Światło – mocne i ostre, oraz cienie czarne i wyraźne.
Ostatnio bardzo spodobał mi się dubstep. Na zdrowy rozsądek –
ta muzyka jest tak jazgotliwa, że powinna mnie wytrącać z równowagi. A jednak
nie… Mam na to swoja teorię. Tak sobie myślę, że te dźwięki (które mój partner
życiowy podsumował, jako zmieszanie organków elektrycznych grających w
wirującej pralce z piłą elektryczną) dobrze oddają pracę mózgu w stanie
świadomym (fale beta). To chyba musi być powód, dlaczego tak bardzo mi to
odpowiada – np. kiedy pracuję i dużo myślę.

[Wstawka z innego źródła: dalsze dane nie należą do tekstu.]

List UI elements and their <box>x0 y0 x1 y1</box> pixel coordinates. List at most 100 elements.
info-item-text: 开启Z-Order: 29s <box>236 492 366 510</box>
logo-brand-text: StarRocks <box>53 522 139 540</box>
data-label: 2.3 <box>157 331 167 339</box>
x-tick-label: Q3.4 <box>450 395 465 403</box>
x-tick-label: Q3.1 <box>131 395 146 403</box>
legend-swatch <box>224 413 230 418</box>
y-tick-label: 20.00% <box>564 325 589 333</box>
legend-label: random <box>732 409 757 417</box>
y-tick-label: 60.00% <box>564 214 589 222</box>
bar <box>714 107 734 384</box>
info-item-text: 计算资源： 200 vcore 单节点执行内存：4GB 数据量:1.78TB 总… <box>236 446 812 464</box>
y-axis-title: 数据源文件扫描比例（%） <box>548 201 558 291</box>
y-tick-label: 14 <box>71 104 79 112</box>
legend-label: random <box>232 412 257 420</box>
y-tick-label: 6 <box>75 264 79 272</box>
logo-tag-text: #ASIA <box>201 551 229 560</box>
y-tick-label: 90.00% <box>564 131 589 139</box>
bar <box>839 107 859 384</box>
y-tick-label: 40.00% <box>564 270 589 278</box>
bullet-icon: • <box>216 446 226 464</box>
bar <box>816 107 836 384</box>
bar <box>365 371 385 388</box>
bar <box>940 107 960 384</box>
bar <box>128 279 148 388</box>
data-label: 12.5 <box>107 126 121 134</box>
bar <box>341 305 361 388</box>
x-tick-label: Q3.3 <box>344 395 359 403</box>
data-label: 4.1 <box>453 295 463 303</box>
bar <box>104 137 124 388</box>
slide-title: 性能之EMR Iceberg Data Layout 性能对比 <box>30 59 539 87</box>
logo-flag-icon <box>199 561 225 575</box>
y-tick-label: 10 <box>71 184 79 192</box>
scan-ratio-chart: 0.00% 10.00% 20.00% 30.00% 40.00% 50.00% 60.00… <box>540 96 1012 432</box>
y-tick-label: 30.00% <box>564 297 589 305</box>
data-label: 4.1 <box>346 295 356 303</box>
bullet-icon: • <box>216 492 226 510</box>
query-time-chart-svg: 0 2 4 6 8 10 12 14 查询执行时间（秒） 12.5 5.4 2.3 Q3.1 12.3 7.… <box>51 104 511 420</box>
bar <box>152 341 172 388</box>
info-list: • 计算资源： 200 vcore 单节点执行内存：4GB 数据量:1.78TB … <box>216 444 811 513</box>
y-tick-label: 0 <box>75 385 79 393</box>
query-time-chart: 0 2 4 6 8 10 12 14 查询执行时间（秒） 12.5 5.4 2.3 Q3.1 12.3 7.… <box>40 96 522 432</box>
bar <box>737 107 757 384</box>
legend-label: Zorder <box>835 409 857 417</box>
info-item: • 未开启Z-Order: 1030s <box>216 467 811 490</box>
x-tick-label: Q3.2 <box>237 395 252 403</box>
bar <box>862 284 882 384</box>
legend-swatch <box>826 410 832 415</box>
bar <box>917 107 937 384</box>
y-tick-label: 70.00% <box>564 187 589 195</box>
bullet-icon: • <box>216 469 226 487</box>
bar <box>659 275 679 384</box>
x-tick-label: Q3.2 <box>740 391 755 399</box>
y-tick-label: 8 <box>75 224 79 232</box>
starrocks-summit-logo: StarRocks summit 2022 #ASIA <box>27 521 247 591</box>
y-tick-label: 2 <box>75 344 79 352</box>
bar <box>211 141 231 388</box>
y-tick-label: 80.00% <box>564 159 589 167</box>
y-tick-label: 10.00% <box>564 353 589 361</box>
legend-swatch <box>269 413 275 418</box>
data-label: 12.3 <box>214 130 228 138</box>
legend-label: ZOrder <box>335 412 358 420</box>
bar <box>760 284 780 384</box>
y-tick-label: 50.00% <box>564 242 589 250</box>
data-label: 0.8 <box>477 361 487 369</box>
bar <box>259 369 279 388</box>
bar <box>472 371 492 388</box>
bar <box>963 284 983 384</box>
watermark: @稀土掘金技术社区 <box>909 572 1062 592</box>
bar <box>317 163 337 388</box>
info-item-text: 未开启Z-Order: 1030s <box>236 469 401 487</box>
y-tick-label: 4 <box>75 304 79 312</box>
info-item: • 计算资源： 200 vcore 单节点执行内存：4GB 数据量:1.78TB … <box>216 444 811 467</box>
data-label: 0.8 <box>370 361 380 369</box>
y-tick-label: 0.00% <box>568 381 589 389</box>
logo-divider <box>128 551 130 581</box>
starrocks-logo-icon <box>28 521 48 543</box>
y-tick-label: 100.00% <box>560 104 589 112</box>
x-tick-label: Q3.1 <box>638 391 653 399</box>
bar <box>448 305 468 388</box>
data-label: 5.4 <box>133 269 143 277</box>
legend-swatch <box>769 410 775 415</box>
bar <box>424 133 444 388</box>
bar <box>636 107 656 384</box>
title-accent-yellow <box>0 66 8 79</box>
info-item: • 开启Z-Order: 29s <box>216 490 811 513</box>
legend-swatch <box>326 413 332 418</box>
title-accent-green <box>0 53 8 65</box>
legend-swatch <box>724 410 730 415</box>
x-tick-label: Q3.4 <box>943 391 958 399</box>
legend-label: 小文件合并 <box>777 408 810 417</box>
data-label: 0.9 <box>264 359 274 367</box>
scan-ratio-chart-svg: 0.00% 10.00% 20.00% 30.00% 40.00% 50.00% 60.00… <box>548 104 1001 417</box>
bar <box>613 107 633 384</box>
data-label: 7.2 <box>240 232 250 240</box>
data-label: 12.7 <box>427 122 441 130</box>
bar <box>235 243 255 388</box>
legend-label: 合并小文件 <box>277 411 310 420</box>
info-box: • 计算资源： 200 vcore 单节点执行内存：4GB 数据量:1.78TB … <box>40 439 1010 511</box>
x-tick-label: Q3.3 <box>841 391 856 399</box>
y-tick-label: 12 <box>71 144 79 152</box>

Polecam kawałek „Fall of the republic” (Arkasia) – oczywiście
dubstep. Super !
Pozdrawiam Was dziś nieco jazgotliwie,
Platea Perduta
piękne zdjęcie! Kojarzy mi się z latem:)
OdpowiedzUsuńPs. Naprawdę możesz się skupić przy dubstepie;)?
Nie lubię niebieskich oczu w połączeniu z krwistym językiem. Muzyka jest wkurwiająca :) (Przepraszam, ale nic bardziej adekwatnego nie wymyśliłem).
OdpowiedzUsuńTak - naprawdę nie dość, ze mogę się skupić, to jeszcze nieźle motywuje mnie do pracy. Ale - jak pamiętam na studiach, często uczyłam się przy Rammsteinie. Kto wie - może to dzieciństwo spędzane ze starszymi braćmi, którzy karmili mnie heavy metalem tak mnie nastroiło? Ogólnie - lubię różne rodzaje muzyki, a dubstep to moje nowe odkrycie.